The International Monetary Fund has warned of more market sell-off as central banks try to combat higher inflation and ease pandemic stimulus measures.
Market players had started the year on an optimistic basis, predicting some economic momentum from an easing of Covid-19 restrictions, which would likely boost stocks. However, since Russia’s unprovoked invasion of Ukraine on February 24, that outlook has worsened, with more supply chain shocks and spikes in energy prices.
“There is certainly a risk of more sell-offs,” Tobias Adrian, the IMF’s director of capital and money markets, told CNBC on Tuesday.
“The intended consequences of monetary tightening are to tighten financial conditions to slow economic activity and I wouldn’t be surprised if we see some amount of asset valuations readjusting going forward and that could be in both equity and corporate markets. “. bond markets and sovereign markets,” she added.
The Fund’s warning comes at a time of heightened uncertainty for some major central banks.
The US Federal Reserve expects to raise interest rates a further six times in 2022, while the European Central Bank confirmed last week that it will end its asset purchase program in the third quarter.
However, this monetary tightening could accelerate if inflation remains high, which could affect market movements. The euro zone, for example, registered another record level in inflation figures last month with 7.5% annual; and the US reported its highest consumer price figures since 1981.

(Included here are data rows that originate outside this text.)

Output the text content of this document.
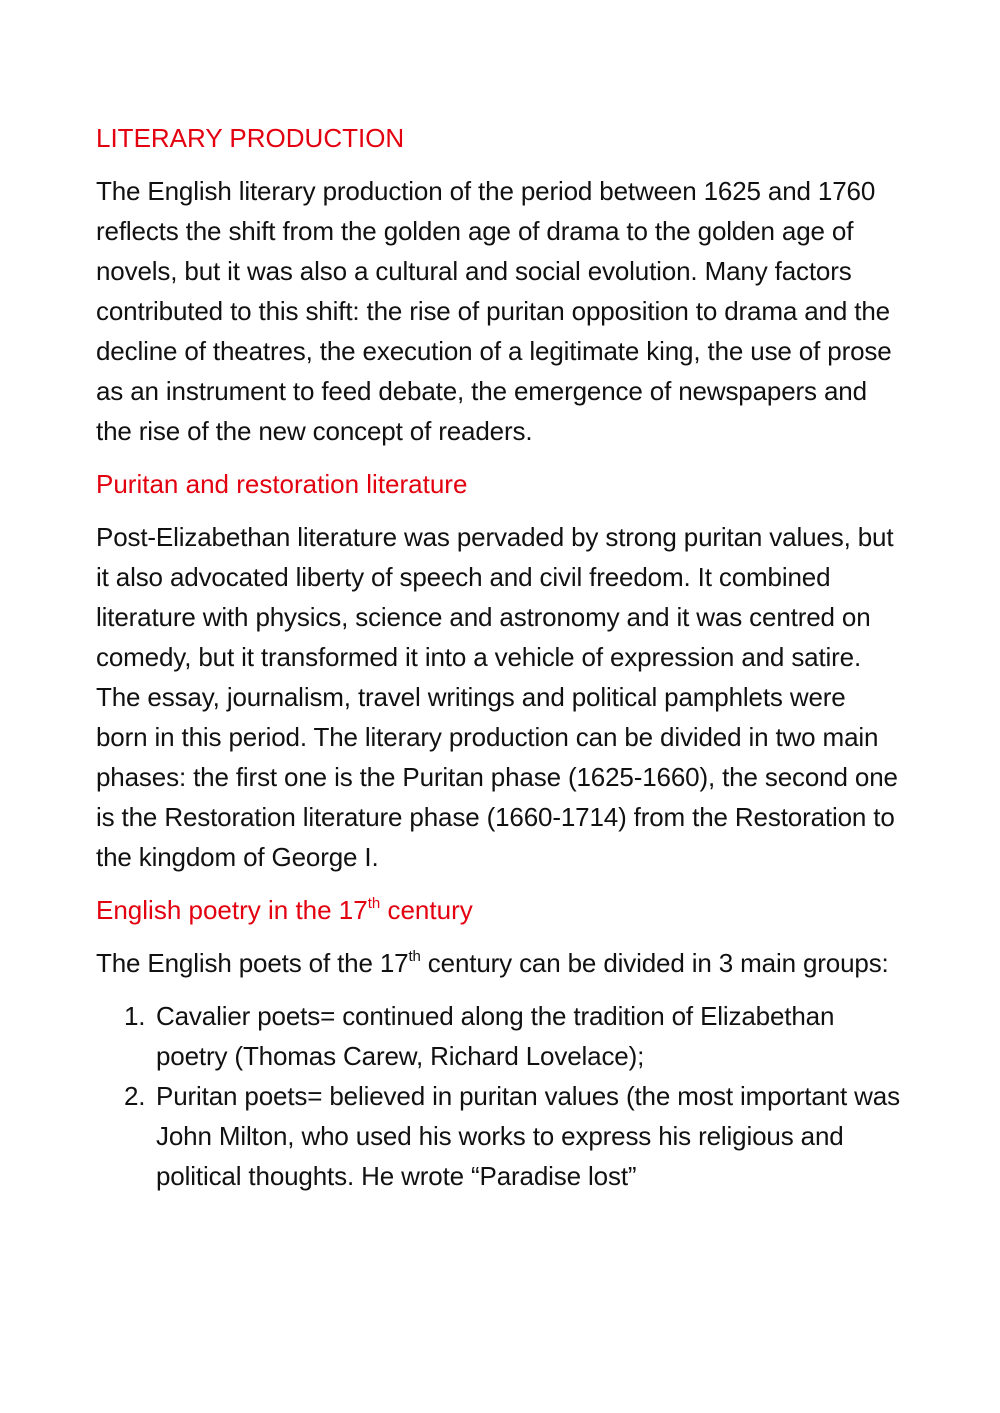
LITERARY PRODUCTION
The English literary production of the period between 1625 and 1760 reflects the shift from the golden age of drama to the golden age of novels, but it was also a cultural and social evolution. Many factors contributed to this shift: the rise of puritan opposition to drama and the decline of theatres, the execution of a legitimate king, the use of prose as an instrument to feed debate, the emergence of newspapers and the rise of the new concept of readers.
Puritan and restoration literature
Post-Elizabethan literature was pervaded by strong puritan values, but it also advocated liberty of speech and civil freedom. It combined literature with physics, science and astronomy and it was centred on comedy, but it transformed it into a vehicle of expression and satire. The essay, journalism, travel writings and political pamphlets were born in this period. The literary production can be divided in two main phases: the first one is the Puritan phase (1625-1660), the second one is the Restoration literature phase (1660-1714) from the Restoration to the kingdom of George I.
English poetry in the 17th century
The English poets of the 17th century can be divided in 3 main groups:
1. Cavalier poets= continued along the tradition of Elizabethan poetry (Thomas Carew, Richard Lovelace);
2. Puritan poets= believed in puritan values (the most important was John Milton, who used his works to express his religious and political thoughts. He wrote “Paradise lost”
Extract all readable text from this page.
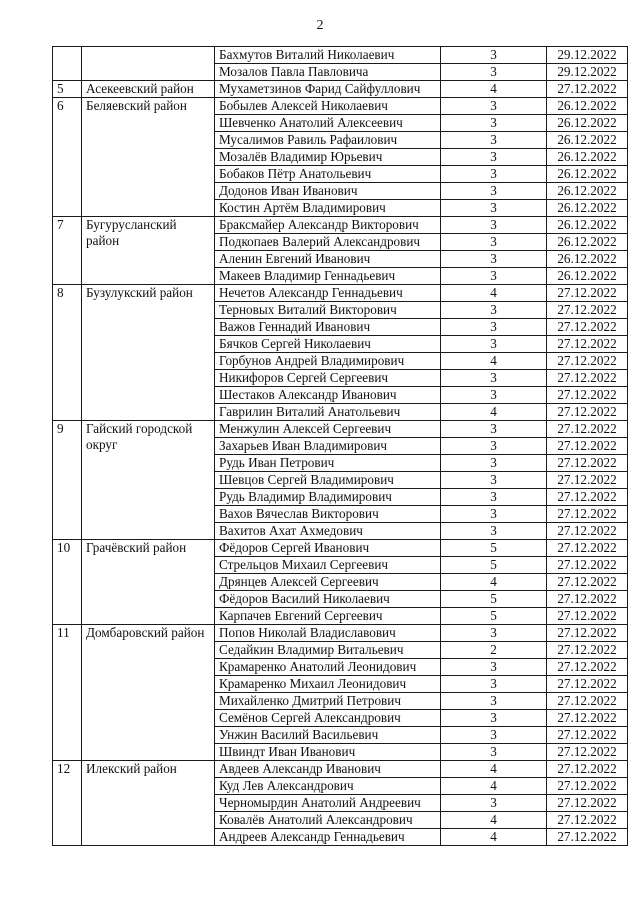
2
		Бахмутов Виталий Николаевич	3	29.12.2022
		Мозалов Павла Павловича	3	29.12.2022
5	Асекеевский район	Мухаметзинов Фарид Сайфуллович	4	27.12.2022
6	Беляевский район	Бобылев Алексей Николаевич	3	26.12.2022
		Шевченко Анатолий Алексеевич	3	26.12.2022
		Мусалимов Равиль Рафаилович	3	26.12.2022
		Мозалёв Владимир Юрьевич	3	26.12.2022
		Бобаков Пётр Анатольевич	3	26.12.2022
		Додонов Иван Иванович	3	26.12.2022
		Костин Артём Владимирович	3	26.12.2022
7	Бугурусланский район	Браксмайер Александр Викторович	3	26.12.2022
		Подкопаев Валерий Александрович	3	26.12.2022
		Аленин Евгений Иванович	3	26.12.2022
		Макеев Владимир Геннадьевич	3	26.12.2022
8	Бузулукский район	Нечетов Александр Геннадьевич	4	27.12.2022
		Терновых Виталий Викторович	3	27.12.2022
		Важов Геннадий Иванович	3	27.12.2022
		Бячков Сергей Николаевич	3	27.12.2022
		Горбунов Андрей Владимирович	4	27.12.2022
		Никифоров Сергей Сергеевич	3	27.12.2022
		Шестаков Александр Иванович	3	27.12.2022
		Гаврилин Виталий Анатольевич	4	27.12.2022
9	Гайский городской округ	Менжулин Алексей Сергеевич	3	27.12.2022
		Захарьев Иван Владимирович	3	27.12.2022
		Рудь Иван Петрович	3	27.12.2022
		Шевцов Сергей Владимирович	3	27.12.2022
		Рудь Владимир Владимирович	3	27.12.2022
		Вахов Вячеслав Викторович	3	27.12.2022
		Вахитов Ахат Ахмедович	3	27.12.2022
10	Грачёвский район	Фёдоров Сергей Иванович	5	27.12.2022
		Стрельцов Михаил Сергеевич	5	27.12.2022
		Дрянцев Алексей Сергеевич	4	27.12.2022
		Фёдоров Василий Николаевич	5	27.12.2022
		Карпачев Евгений Сергеевич	5	27.12.2022
11	Домбаровский район	Попов Николай Владиславович	3	27.12.2022
		Седайкин Владимир Витальевич	2	27.12.2022
		Крамаренко Анатолий Леонидович	3	27.12.2022
		Крамаренко Михаил Леонидович	3	27.12.2022
		Михайленко Дмитрий Петрович	3	27.12.2022
		Семёнов Сергей Александрович	3	27.12.2022
		Унжин Василий Васильевич	3	27.12.2022
		Швиндт Иван Иванович	3	27.12.2022
12	Илекский район	Авдеев Александр Иванович	4	27.12.2022
		Куд Лев Александрович	4	27.12.2022
		Черномырдин Анатолий Андреевич	3	27.12.2022
		Ковалёв Анатолий Александрович	4	27.12.2022
		Андреев Александр Геннадьевич	4	27.12.2022
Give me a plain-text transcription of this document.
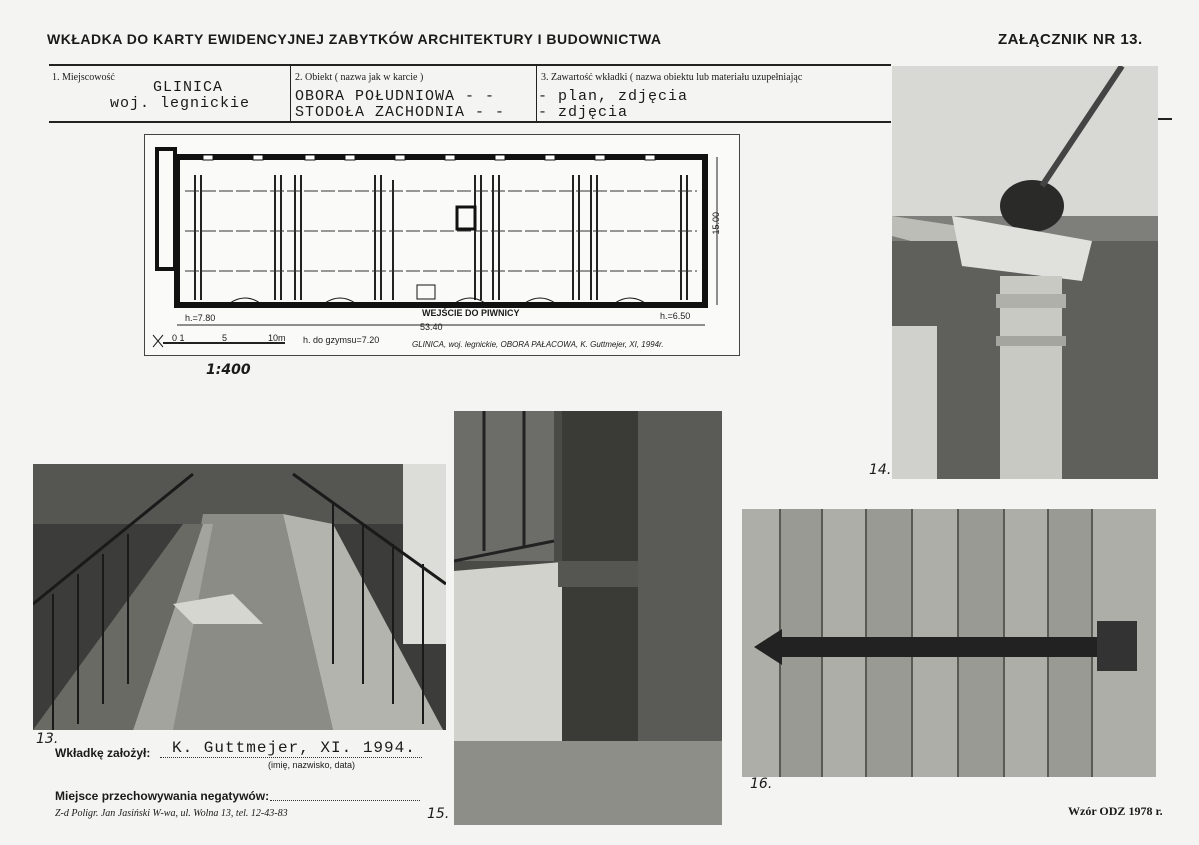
WKŁADKA DO KARTY EWIDENCYJNEJ ZABYTKÓW ARCHITEKTURY I BUDOWNICTWA	ZAŁĄCZNIK NR 13.
1. Miejscowość
GLINICA
woj. legnickie
2. Obiekt ( nazwa jak w karcie )
OBORA POŁUDNIOWA - -
STODOŁA ZACHODNIA - -
3. Zawartość wkładki ( nazwa obiektu lub materiału uzupełniając
- plan, zdjęcia
- zdjęcia
15.00
h.=7.80	WEJŚCIE DO PIWNICY	h.=6.50
53.40
0 1	5	10m h. do gzymsu=7.20	GLINICA, woj. legnickie, OBORA PAŁACOWA, K. Guttmejer, XI, 1994r.
1:400
14.
13.
15.
16.
Wkładkę założył: K. Guttmejer, XI. 1994.
(imię, nazwisko, data)
Miejsce przechowywania negatywów:
Z-d Poligr. Jan Jasiński W-wa, ul. Wolna 13, tel. 12-43-83	Wzór ODZ 1978 r.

“The risk is growing that inflation expectations move away from the central bank’s inflation targets, prompting a more aggressive tightening response from policymakers,” the IMF said Tuesday in its latest Outlook. the worldwide economy.
In its latest economic assessment, the IMF said high inflation will last longer than previously expected. He also estimated that the inflation rate will reach 7.7% in the United States this year and 5.3% in the euro zone.